Tulika Narayan & Srividhya Venkataraman joined AID in the 1990s as students in College Park and Clemson respectively. As they moved on in life, they stayed involved and valued what they learned through AID. As parents, they sought to help their children to think proactively and collectively about issues affecting the community and their own role in creating a more just society. They started a group called Youth Circles.
Why did you start Youth Circles?
Tulika: I always wanted the kids to get more engaged in the community that they live in and to contribute to the community that they are part of. Following the recent election, the kids got engaged in very important topics such as diversity, racism, and refugees.
When Srividhya moved to the region we realized that both of us wanted to do this. Having her involved was important; it is hard to do this by oneself. My kids, Aarohi and Arjun were interested, her kids Dhruv and Kabir were interested. So there we go! We reached out to our friends’ kids, our kids’ friends, in AID and beyond.

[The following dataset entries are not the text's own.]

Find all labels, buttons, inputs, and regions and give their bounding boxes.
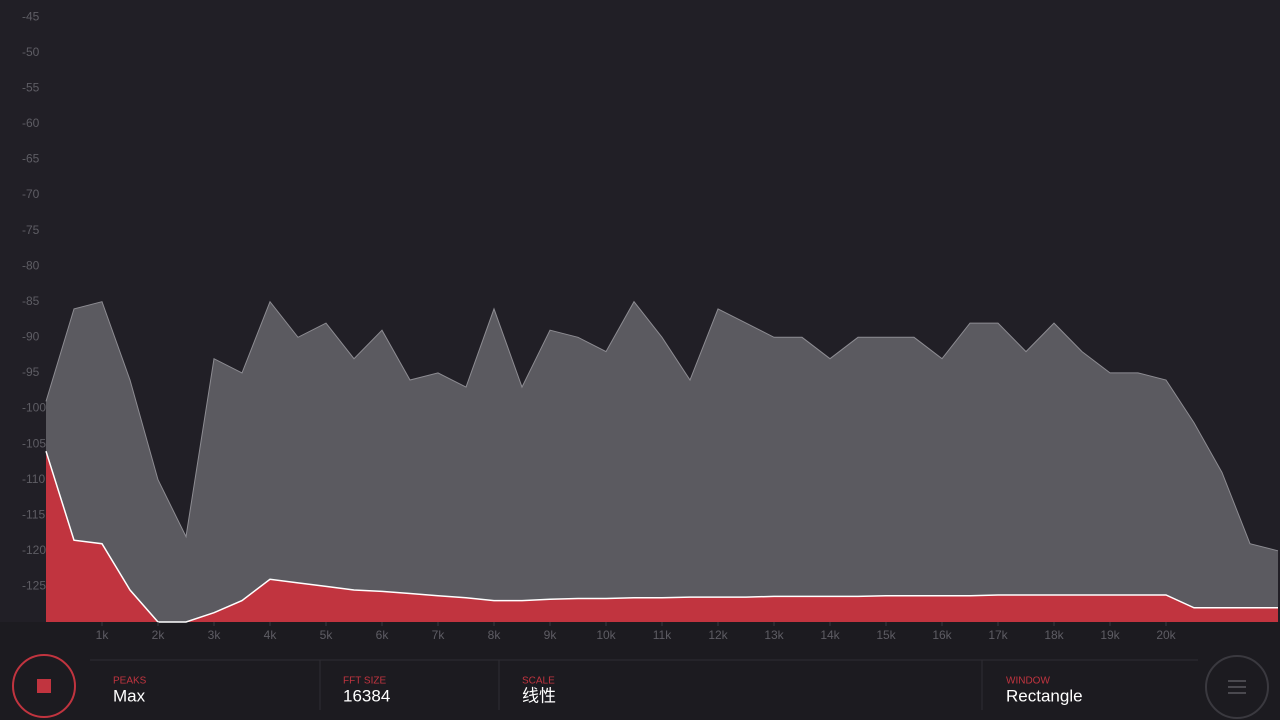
x-tick-label: 2k <box>152 628 166 642</box>
stop-ring <box>12 654 76 718</box>
y-tick-label: -90 <box>22 330 40 344</box>
control-value: Max <box>113 686 146 705</box>
control-label: FFT SIZE <box>343 676 386 687</box>
x-tick-label: 13k <box>764 628 784 642</box>
x-tick-label: 19k <box>1100 628 1120 642</box>
x-tick-label: 3k <box>208 628 222 642</box>
menu-icon <box>1228 680 1246 694</box>
y-tick-label: -105 <box>22 436 46 450</box>
x-tick-label: 20k <box>1156 628 1176 642</box>
y-tick-label: -70 <box>22 187 40 201</box>
y-tick-label: -100 <box>22 401 46 415</box>
x-tick-label: 12k <box>708 628 728 642</box>
x-tick-label: 8k <box>488 628 502 642</box>
y-tick-label: -110 <box>22 472 45 486</box>
menu-button[interactable] <box>1205 655 1269 719</box>
x-tick-label: 17k <box>988 628 1008 642</box>
y-tick-label: -75 <box>22 223 40 237</box>
y-tick-label: -80 <box>22 258 40 272</box>
spectrum-area <box>46 451 1278 622</box>
y-tick-label: -50 <box>22 45 40 59</box>
y-tick-label: -60 <box>22 116 40 130</box>
plot: -45 -50 -55 -60 -65 -70 -75 -80 -85 -90 -95 -100 -10… <box>22 9 1279 642</box>
control-label: SCALE <box>522 676 555 687</box>
control-value: 16384 <box>343 686 390 705</box>
x-tick-label: 18k <box>1044 628 1064 642</box>
x-tick-label: 16k <box>932 628 952 642</box>
spectrum-line <box>45 450 1278 623</box>
control-value: 线性 <box>522 686 556 705</box>
x-tick-label: 10k <box>596 628 616 642</box>
spectrum-line <box>45 300 1279 552</box>
y-tick-label: -115 <box>22 507 45 521</box>
x-tick-label: 15k <box>876 628 896 642</box>
x-tick-label: 1k <box>96 628 110 642</box>
y-tick-label: -120 <box>22 543 46 557</box>
y-tick-label: -85 <box>22 294 40 308</box>
menu-ring <box>1205 655 1269 719</box>
spectrum-area <box>46 301 1278 622</box>
stop-icon <box>37 679 51 693</box>
x-tick-label: 4k <box>264 628 278 642</box>
x-tick-label: 14k <box>820 628 840 642</box>
x-tick-label: 6k <box>376 628 390 642</box>
y-tick-label: -45 <box>22 9 40 23</box>
stop-button[interactable] <box>12 654 76 718</box>
control-value: Rectangle <box>1006 686 1083 705</box>
control-label: PEAKS <box>113 676 147 687</box>
y-tick-label: -95 <box>22 365 40 379</box>
x-tick-label: 5k <box>320 628 334 642</box>
y-tick-label: -65 <box>22 152 40 166</box>
x-tick-label: 11k <box>653 628 672 642</box>
y-tick-label: -55 <box>22 80 40 94</box>
y-tick-label: -125 <box>22 579 46 593</box>
x-tick-label: 9k <box>544 628 558 642</box>
x-tick-label: 7k <box>432 628 446 642</box>
control-label: WINDOW <box>1006 676 1050 687</box>
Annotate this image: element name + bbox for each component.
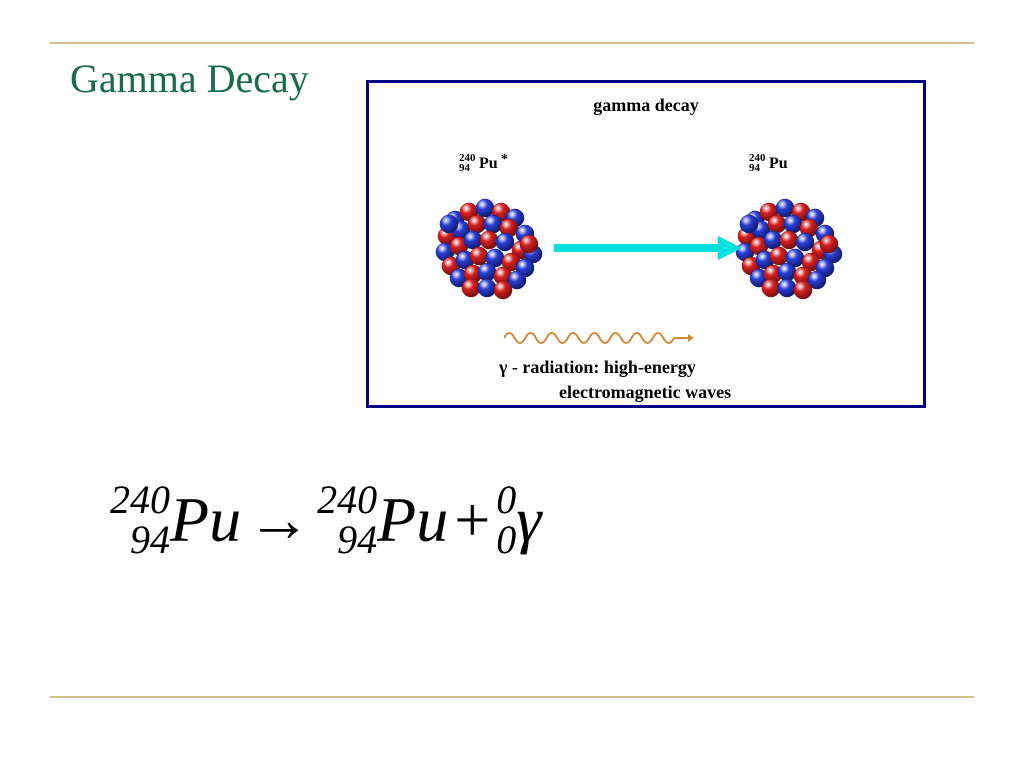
equation-operator: +: [448, 483, 496, 557]
mass-number: 240: [110, 480, 170, 520]
decay-equation: 24094Pu→24094Pu+00γ: [110, 480, 542, 560]
slide-title: Gamma Decay: [70, 55, 309, 102]
mass-number: 0: [496, 480, 516, 520]
atomic-number: 0: [496, 520, 516, 560]
element-symbol: Pu: [769, 156, 788, 172]
decay-arrow-icon: [554, 228, 754, 268]
excited-marker: *: [501, 153, 508, 167]
nucleus-left: [427, 186, 551, 310]
gamma-wave-icon: [504, 319, 694, 357]
element-symbol: Pu: [377, 483, 448, 557]
element-symbol: γ: [516, 483, 541, 557]
equation-term: 24094Pu: [110, 480, 241, 560]
nuclide-label-left: 240 94 Pu *: [459, 153, 476, 174]
nuclide-label-right: 240 94 Pu: [749, 153, 766, 174]
atomic-number: 94: [110, 520, 170, 560]
radiation-caption: γ - radiation: high-energy electromagnet…: [499, 355, 731, 405]
element-symbol: Pu: [479, 156, 498, 172]
mass-number: 240: [317, 480, 377, 520]
caption-line-1: γ - radiation: high-energy: [499, 355, 731, 380]
atomic-number: 94: [317, 520, 377, 560]
atomic-number: 94: [459, 163, 476, 174]
caption-line-2: electromagnetic waves: [499, 380, 731, 405]
diagram-title: gamma decay: [369, 95, 923, 116]
atomic-number: 94: [749, 163, 766, 174]
slide: Gamma Decay gamma decay 240 94 Pu * 240 …: [0, 0, 1024, 768]
diagram-box: gamma decay 240 94 Pu * 240 94 Pu γ - ra…: [366, 80, 926, 408]
rule-top: [50, 42, 974, 44]
element-symbol: Pu: [170, 483, 241, 557]
equation-term: 00γ: [496, 480, 541, 560]
rule-bottom: [50, 696, 974, 698]
equation-term: 24094Pu: [317, 480, 448, 560]
equation-operator: →: [241, 483, 317, 557]
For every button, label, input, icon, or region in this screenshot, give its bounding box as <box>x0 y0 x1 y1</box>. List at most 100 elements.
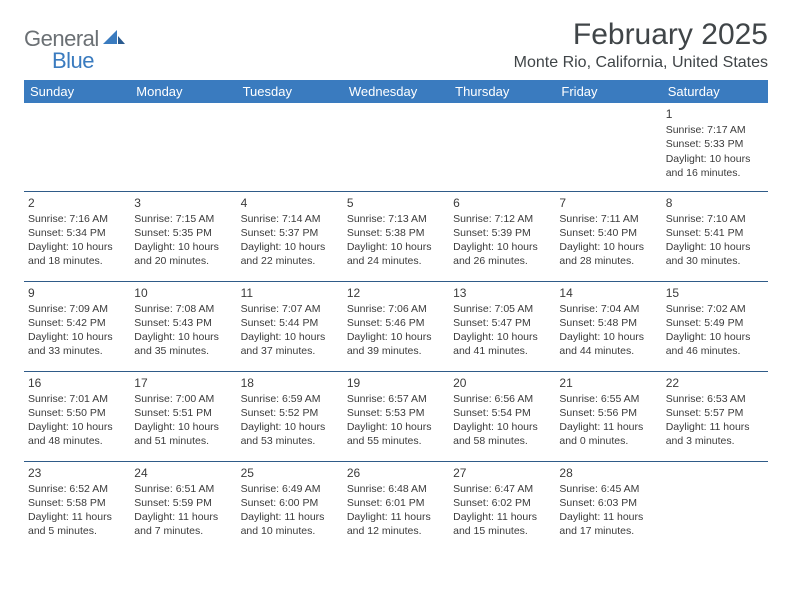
day-number: 5 <box>347 195 445 211</box>
day-number: 18 <box>241 375 339 391</box>
calendar-day-cell: 21Sunrise: 6:55 AMSunset: 5:56 PMDayligh… <box>555 371 661 461</box>
calendar-day-cell: 23Sunrise: 6:52 AMSunset: 5:58 PMDayligh… <box>24 461 130 551</box>
sunset-text: Sunset: 5:33 PM <box>666 137 764 151</box>
sunset-text: Sunset: 5:52 PM <box>241 406 339 420</box>
calendar-day-cell <box>343 103 449 191</box>
daylight-text: Daylight: 10 hours and 48 minutes. <box>28 420 126 448</box>
daylight-text: Daylight: 11 hours and 0 minutes. <box>559 420 657 448</box>
day-number: 26 <box>347 465 445 481</box>
day-number: 19 <box>347 375 445 391</box>
calendar-day-cell: 27Sunrise: 6:47 AMSunset: 6:02 PMDayligh… <box>449 461 555 551</box>
calendar-day-cell: 24Sunrise: 6:51 AMSunset: 5:59 PMDayligh… <box>130 461 236 551</box>
sunset-text: Sunset: 5:44 PM <box>241 316 339 330</box>
sunrise-text: Sunrise: 7:13 AM <box>347 212 445 226</box>
day-number: 22 <box>666 375 764 391</box>
day-number: 28 <box>559 465 657 481</box>
calendar-day-cell <box>662 461 768 551</box>
daylight-text: Daylight: 11 hours and 3 minutes. <box>666 420 764 448</box>
sunrise-text: Sunrise: 7:02 AM <box>666 302 764 316</box>
sunrise-text: Sunrise: 6:52 AM <box>28 482 126 496</box>
weekday-header-row: Sunday Monday Tuesday Wednesday Thursday… <box>24 80 768 103</box>
daylight-text: Daylight: 10 hours and 46 minutes. <box>666 330 764 358</box>
calendar-day-cell <box>237 103 343 191</box>
calendar-week-row: 16Sunrise: 7:01 AMSunset: 5:50 PMDayligh… <box>24 371 768 461</box>
daylight-text: Daylight: 10 hours and 39 minutes. <box>347 330 445 358</box>
calendar-day-cell: 9Sunrise: 7:09 AMSunset: 5:42 PMDaylight… <box>24 281 130 371</box>
calendar-day-cell: 18Sunrise: 6:59 AMSunset: 5:52 PMDayligh… <box>237 371 343 461</box>
sunrise-text: Sunrise: 6:49 AM <box>241 482 339 496</box>
day-number: 2 <box>28 195 126 211</box>
sunset-text: Sunset: 5:42 PM <box>28 316 126 330</box>
day-number: 6 <box>453 195 551 211</box>
daylight-text: Daylight: 10 hours and 22 minutes. <box>241 240 339 268</box>
calendar-day-cell: 4Sunrise: 7:14 AMSunset: 5:37 PMDaylight… <box>237 191 343 281</box>
calendar-table: Sunday Monday Tuesday Wednesday Thursday… <box>24 80 768 551</box>
sunrise-text: Sunrise: 7:14 AM <box>241 212 339 226</box>
weekday-header: Wednesday <box>343 80 449 103</box>
sunset-text: Sunset: 5:49 PM <box>666 316 764 330</box>
sunset-text: Sunset: 5:58 PM <box>28 496 126 510</box>
daylight-text: Daylight: 10 hours and 28 minutes. <box>559 240 657 268</box>
daylight-text: Daylight: 10 hours and 41 minutes. <box>453 330 551 358</box>
calendar-day-cell: 5Sunrise: 7:13 AMSunset: 5:38 PMDaylight… <box>343 191 449 281</box>
calendar-day-cell: 26Sunrise: 6:48 AMSunset: 6:01 PMDayligh… <box>343 461 449 551</box>
day-number: 4 <box>241 195 339 211</box>
sunset-text: Sunset: 5:39 PM <box>453 226 551 240</box>
daylight-text: Daylight: 10 hours and 35 minutes. <box>134 330 232 358</box>
daylight-text: Daylight: 11 hours and 17 minutes. <box>559 510 657 538</box>
calendar-day-cell: 19Sunrise: 6:57 AMSunset: 5:53 PMDayligh… <box>343 371 449 461</box>
sunset-text: Sunset: 5:51 PM <box>134 406 232 420</box>
calendar-day-cell: 12Sunrise: 7:06 AMSunset: 5:46 PMDayligh… <box>343 281 449 371</box>
sunset-text: Sunset: 5:50 PM <box>28 406 126 420</box>
daylight-text: Daylight: 11 hours and 15 minutes. <box>453 510 551 538</box>
daylight-text: Daylight: 10 hours and 20 minutes. <box>134 240 232 268</box>
calendar-week-row: 2Sunrise: 7:16 AMSunset: 5:34 PMDaylight… <box>24 191 768 281</box>
sunset-text: Sunset: 5:38 PM <box>347 226 445 240</box>
sunrise-text: Sunrise: 7:00 AM <box>134 392 232 406</box>
sunrise-text: Sunrise: 6:47 AM <box>453 482 551 496</box>
daylight-text: Daylight: 11 hours and 12 minutes. <box>347 510 445 538</box>
calendar-week-row: 1Sunrise: 7:17 AMSunset: 5:33 PMDaylight… <box>24 103 768 191</box>
sunrise-text: Sunrise: 7:17 AM <box>666 123 764 137</box>
sunrise-text: Sunrise: 7:08 AM <box>134 302 232 316</box>
logo-text-block: General Blue <box>24 26 125 74</box>
sunset-text: Sunset: 5:35 PM <box>134 226 232 240</box>
page-header: General Blue February 2025 Monte Rio, Ca… <box>24 18 768 74</box>
daylight-text: Daylight: 10 hours and 16 minutes. <box>666 152 764 180</box>
sunset-text: Sunset: 5:40 PM <box>559 226 657 240</box>
calendar-day-cell: 25Sunrise: 6:49 AMSunset: 6:00 PMDayligh… <box>237 461 343 551</box>
calendar-day-cell: 2Sunrise: 7:16 AMSunset: 5:34 PMDaylight… <box>24 191 130 281</box>
day-number: 21 <box>559 375 657 391</box>
day-number: 24 <box>134 465 232 481</box>
sunset-text: Sunset: 5:41 PM <box>666 226 764 240</box>
daylight-text: Daylight: 11 hours and 7 minutes. <box>134 510 232 538</box>
daylight-text: Daylight: 10 hours and 51 minutes. <box>134 420 232 448</box>
sunrise-text: Sunrise: 6:57 AM <box>347 392 445 406</box>
sunset-text: Sunset: 5:46 PM <box>347 316 445 330</box>
calendar-day-cell: 6Sunrise: 7:12 AMSunset: 5:39 PMDaylight… <box>449 191 555 281</box>
calendar-day-cell: 14Sunrise: 7:04 AMSunset: 5:48 PMDayligh… <box>555 281 661 371</box>
weekday-header: Sunday <box>24 80 130 103</box>
sunrise-text: Sunrise: 6:51 AM <box>134 482 232 496</box>
daylight-text: Daylight: 10 hours and 18 minutes. <box>28 240 126 268</box>
daylight-text: Daylight: 10 hours and 55 minutes. <box>347 420 445 448</box>
day-number: 9 <box>28 285 126 301</box>
sunrise-text: Sunrise: 7:15 AM <box>134 212 232 226</box>
day-number: 8 <box>666 195 764 211</box>
calendar-day-cell: 16Sunrise: 7:01 AMSunset: 5:50 PMDayligh… <box>24 371 130 461</box>
daylight-text: Daylight: 10 hours and 30 minutes. <box>666 240 764 268</box>
calendar-day-cell: 7Sunrise: 7:11 AMSunset: 5:40 PMDaylight… <box>555 191 661 281</box>
calendar-day-cell <box>555 103 661 191</box>
sunrise-text: Sunrise: 7:10 AM <box>666 212 764 226</box>
daylight-text: Daylight: 10 hours and 33 minutes. <box>28 330 126 358</box>
calendar-day-cell: 13Sunrise: 7:05 AMSunset: 5:47 PMDayligh… <box>449 281 555 371</box>
sunset-text: Sunset: 6:01 PM <box>347 496 445 510</box>
sunrise-text: Sunrise: 7:01 AM <box>28 392 126 406</box>
calendar-page: General Blue February 2025 Monte Rio, Ca… <box>0 0 792 569</box>
title-block: February 2025 Monte Rio, California, Uni… <box>514 18 768 72</box>
day-number: 14 <box>559 285 657 301</box>
sunrise-text: Sunrise: 6:53 AM <box>666 392 764 406</box>
day-number: 7 <box>559 195 657 211</box>
calendar-day-cell: 17Sunrise: 7:00 AMSunset: 5:51 PMDayligh… <box>130 371 236 461</box>
calendar-day-cell <box>24 103 130 191</box>
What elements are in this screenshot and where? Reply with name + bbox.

We intentionally wanted to keep it broader than India, broader than AID. Our kids are growing up here, they need to connect with issues related to the local community, African American community, environment, climate change, which are also global issues.
What do the kids do in Youth Circles?
What role do parents play?
Tulika: The kids direct what they want to do. As adults we help them explore the issues that interested them, and see that they stay with a cause, not just to get credit for school but to go deep and find out more about it. We would not just go to a food bank, pack the food and feel good but dig deeper as to why these problems exist.
Srividhya: My main goal was to basically provide a space where kids can come together and talk about issues of relevance and talk about what they can build together.